Comment se positionne la Tunisie vis-à-vis du conflit libyen ?
Elle joue un rôle de facilitateur entre les différentes parties et se tient à équidistance de tous les acteurs. Le fait que des Libyens de toutes les régions et de toutes les tendances aient accepté de venir parler de la paix chez nous est le signe que la Tunisie n’a d’autre agenda que de voir la paix restaurée et la prospérité du peuple libyen frère retrouvée. Une Libye pacifiée et prospère est d’une importance capitale pour la Tunisie, d’abord, et pour la région euro-méditerranéenne, ensuite.
La tradition veut que la première visite d’un chef de gouvernement tunisien soit réservée à l’Algérie. Où en sont les relations avec votre voisin ?
Les relations tuniso-algériennes sont stratégiques, fraternelles et exemplaires. La concertation politique est continue. Le président a réservé sa première visite officielle à Alger, en février dernier, et nous avons eu le plaisir d’accueillir récemment le chef de la diplomatie algérienne.

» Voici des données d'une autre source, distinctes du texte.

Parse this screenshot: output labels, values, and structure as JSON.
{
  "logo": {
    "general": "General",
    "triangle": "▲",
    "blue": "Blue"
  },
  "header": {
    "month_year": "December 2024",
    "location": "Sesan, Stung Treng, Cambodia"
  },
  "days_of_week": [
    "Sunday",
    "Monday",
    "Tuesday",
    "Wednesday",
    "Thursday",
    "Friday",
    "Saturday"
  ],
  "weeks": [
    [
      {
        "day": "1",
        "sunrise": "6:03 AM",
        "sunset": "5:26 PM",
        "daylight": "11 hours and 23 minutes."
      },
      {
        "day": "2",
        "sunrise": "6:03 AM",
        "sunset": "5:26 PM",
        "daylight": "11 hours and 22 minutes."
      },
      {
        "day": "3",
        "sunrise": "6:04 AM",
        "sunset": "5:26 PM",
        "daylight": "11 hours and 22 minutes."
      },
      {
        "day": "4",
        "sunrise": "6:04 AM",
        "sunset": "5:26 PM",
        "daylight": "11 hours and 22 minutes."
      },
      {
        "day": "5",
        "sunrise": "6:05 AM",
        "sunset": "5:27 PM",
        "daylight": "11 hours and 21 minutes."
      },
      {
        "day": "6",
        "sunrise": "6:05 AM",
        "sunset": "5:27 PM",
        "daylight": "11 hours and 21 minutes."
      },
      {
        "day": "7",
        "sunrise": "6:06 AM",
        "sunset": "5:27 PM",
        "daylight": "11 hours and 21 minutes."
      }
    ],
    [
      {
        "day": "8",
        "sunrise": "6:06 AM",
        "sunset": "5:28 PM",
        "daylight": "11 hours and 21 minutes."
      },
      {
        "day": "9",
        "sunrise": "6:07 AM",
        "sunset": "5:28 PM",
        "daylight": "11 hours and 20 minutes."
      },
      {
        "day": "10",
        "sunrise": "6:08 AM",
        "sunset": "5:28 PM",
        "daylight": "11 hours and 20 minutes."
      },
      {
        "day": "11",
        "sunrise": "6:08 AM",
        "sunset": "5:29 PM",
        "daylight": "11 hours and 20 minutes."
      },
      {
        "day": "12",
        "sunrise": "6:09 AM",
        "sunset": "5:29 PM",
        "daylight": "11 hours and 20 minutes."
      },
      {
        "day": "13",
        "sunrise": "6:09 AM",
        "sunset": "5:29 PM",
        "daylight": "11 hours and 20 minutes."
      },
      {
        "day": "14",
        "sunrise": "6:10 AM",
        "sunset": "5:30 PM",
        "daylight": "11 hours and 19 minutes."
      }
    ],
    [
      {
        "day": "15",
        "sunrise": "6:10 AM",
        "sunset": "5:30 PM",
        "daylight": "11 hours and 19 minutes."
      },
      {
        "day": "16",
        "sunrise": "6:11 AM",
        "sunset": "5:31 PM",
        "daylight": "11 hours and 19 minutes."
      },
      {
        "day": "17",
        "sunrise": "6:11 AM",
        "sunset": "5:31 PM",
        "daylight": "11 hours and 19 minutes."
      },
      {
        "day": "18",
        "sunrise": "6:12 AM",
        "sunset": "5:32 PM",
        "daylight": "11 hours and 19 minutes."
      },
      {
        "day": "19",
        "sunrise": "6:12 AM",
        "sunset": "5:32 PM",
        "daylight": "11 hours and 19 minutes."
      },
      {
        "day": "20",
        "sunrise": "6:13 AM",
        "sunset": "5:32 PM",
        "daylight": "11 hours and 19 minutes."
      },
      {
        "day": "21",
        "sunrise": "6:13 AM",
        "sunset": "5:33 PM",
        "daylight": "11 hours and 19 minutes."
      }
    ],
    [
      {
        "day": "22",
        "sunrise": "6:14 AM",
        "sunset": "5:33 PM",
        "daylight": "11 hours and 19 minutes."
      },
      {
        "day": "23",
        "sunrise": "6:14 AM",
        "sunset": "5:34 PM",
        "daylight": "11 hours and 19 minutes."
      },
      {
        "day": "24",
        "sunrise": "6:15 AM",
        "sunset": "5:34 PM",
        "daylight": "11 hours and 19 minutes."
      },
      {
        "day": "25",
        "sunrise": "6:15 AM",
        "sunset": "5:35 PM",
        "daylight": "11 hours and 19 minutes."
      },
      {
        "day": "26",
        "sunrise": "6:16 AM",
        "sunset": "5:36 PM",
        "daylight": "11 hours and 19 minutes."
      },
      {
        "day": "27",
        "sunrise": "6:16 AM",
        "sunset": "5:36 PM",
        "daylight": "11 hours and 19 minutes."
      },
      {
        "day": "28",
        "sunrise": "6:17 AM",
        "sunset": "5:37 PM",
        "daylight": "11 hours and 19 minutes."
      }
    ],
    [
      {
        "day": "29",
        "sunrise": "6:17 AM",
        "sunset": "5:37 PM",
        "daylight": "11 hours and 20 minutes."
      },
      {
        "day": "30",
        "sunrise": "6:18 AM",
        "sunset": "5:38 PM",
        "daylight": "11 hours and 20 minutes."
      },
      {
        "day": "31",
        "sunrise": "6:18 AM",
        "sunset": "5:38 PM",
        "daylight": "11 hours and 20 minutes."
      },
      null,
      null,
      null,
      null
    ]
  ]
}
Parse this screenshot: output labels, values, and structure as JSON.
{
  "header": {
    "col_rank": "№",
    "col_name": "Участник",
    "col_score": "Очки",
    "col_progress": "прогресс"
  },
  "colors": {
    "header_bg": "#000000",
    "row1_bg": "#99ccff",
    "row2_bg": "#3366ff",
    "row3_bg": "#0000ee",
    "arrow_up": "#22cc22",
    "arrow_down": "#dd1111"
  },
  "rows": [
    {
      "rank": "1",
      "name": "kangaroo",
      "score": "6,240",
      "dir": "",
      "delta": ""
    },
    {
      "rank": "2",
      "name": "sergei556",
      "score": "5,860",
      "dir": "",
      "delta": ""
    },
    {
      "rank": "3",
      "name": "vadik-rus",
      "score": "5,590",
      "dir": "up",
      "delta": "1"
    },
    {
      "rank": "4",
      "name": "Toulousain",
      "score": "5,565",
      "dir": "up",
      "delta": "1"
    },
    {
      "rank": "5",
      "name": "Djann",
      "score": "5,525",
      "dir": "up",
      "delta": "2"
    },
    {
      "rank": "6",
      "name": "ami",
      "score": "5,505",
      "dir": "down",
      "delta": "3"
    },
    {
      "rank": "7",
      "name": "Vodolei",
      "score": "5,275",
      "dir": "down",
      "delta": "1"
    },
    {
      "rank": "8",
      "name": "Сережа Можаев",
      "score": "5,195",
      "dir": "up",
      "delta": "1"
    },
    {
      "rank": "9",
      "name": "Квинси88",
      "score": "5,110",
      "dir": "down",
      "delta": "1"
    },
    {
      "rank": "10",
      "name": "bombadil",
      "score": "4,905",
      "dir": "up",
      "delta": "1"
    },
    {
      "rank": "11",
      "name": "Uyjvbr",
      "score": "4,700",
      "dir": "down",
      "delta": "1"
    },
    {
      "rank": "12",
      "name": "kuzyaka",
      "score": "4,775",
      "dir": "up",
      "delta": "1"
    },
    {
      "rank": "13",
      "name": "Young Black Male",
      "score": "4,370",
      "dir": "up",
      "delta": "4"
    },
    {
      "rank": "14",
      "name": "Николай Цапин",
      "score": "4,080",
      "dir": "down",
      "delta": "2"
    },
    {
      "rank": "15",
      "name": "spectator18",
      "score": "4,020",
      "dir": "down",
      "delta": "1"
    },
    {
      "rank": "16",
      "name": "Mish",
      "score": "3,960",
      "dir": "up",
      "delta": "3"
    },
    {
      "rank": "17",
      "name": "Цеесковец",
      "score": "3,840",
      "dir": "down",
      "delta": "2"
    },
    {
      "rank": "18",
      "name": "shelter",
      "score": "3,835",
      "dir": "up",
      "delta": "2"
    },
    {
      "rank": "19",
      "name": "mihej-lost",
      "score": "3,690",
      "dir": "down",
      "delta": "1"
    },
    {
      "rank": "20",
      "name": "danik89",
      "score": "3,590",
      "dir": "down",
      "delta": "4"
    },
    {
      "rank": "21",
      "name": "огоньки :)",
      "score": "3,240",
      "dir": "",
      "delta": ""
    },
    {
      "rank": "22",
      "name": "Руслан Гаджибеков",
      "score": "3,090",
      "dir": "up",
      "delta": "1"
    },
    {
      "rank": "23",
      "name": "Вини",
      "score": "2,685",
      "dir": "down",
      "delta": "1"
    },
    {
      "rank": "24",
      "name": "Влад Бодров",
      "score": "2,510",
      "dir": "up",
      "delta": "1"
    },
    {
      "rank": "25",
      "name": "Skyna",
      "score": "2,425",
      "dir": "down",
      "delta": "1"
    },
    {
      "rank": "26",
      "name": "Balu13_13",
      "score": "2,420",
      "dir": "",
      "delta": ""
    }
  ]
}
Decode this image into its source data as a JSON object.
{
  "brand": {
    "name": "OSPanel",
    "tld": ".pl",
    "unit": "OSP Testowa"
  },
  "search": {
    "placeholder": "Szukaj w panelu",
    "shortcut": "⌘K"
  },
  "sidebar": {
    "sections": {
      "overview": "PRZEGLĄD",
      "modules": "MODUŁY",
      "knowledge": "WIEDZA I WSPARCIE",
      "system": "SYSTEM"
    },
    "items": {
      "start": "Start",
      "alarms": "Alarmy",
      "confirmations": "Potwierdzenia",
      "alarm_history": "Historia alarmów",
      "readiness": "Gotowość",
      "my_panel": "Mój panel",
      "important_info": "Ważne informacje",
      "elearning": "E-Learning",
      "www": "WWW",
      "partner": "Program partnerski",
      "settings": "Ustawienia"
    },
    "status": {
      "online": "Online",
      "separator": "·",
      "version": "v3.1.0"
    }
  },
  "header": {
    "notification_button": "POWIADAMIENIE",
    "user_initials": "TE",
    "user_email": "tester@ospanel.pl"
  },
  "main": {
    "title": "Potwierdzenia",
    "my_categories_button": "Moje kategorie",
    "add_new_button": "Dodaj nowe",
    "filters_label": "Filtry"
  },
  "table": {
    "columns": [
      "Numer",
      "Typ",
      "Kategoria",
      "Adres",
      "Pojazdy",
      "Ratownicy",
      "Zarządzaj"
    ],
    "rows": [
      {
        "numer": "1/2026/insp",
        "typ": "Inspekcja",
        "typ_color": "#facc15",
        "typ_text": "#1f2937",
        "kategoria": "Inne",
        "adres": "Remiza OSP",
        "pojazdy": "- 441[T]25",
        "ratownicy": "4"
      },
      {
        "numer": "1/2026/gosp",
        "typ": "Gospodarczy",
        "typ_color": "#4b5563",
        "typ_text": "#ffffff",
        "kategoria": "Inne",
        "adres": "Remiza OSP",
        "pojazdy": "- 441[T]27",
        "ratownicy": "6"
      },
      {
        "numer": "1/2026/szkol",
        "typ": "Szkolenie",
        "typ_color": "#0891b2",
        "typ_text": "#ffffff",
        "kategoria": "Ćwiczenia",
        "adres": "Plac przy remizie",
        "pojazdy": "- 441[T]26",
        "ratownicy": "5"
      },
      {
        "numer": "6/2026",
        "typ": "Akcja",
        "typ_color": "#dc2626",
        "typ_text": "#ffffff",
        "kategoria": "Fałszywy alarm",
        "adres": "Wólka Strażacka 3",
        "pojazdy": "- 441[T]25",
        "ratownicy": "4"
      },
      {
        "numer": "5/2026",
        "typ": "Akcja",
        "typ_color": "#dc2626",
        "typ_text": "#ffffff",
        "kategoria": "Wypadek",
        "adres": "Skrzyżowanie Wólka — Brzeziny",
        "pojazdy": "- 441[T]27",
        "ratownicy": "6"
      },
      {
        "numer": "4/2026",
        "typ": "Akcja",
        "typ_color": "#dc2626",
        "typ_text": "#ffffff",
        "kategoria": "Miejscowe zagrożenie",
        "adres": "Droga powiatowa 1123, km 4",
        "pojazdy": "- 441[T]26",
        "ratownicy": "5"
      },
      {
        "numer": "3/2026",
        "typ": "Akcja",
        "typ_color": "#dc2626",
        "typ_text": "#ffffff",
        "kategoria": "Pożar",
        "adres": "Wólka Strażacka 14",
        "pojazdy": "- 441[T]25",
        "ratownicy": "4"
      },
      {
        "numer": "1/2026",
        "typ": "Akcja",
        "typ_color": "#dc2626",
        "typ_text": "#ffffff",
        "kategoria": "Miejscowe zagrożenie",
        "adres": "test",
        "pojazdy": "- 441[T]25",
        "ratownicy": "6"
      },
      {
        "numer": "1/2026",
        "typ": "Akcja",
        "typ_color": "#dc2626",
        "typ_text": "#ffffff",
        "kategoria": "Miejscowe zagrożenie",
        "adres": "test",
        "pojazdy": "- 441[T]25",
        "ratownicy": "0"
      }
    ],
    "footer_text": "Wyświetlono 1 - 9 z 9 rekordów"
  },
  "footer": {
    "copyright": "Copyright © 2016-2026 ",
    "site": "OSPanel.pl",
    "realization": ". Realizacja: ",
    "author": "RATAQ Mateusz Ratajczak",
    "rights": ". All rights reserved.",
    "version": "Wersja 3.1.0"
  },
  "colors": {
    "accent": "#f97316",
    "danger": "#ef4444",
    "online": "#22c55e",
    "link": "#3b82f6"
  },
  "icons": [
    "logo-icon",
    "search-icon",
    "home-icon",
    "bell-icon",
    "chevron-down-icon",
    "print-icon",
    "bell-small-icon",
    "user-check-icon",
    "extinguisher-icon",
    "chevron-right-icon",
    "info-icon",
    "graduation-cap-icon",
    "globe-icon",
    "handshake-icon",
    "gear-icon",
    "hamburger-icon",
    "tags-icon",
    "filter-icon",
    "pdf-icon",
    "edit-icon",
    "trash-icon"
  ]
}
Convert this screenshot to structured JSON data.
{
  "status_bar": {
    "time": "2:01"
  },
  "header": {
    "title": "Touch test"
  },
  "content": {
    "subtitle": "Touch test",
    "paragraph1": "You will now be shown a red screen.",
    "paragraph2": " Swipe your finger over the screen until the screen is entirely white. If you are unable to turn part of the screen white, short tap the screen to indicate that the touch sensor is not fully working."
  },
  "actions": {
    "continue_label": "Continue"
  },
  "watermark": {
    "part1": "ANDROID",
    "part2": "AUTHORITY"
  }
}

La coopération est bonne, sur les plans économique, technique, financier et sécuritaire, et nous sommes déterminés à la renforcer encore. Nous nous réjouissons également de voir nos frères algériens constituer le plus fort contingent de visiteurs en Tunisie. C’est dans cette logique que s’inscrira la visite que j’effectuerai prochainement à Alger.
Qu’est-ce qui garantit aux Tunisiens que vous réussirez là où vos prédécesseurs ont échoué ?
En étant détaché des contraintes partisanes, j’essaie de faire les choses autrement, avec une démarche pragmatique. Être issu de l’administration publique, dont je connais les dédales et les dysfonctionnements, me permet d’identifier et de lever les blocages. Au fil du temps, les difficultés se sont accumulées, mais peut-être que le parcours chaotique de la révolution était nécessaire. Rappelons-nous de toute l’énergie de 2011. Nous devons évacuer la négativité et redonner de l’espoir.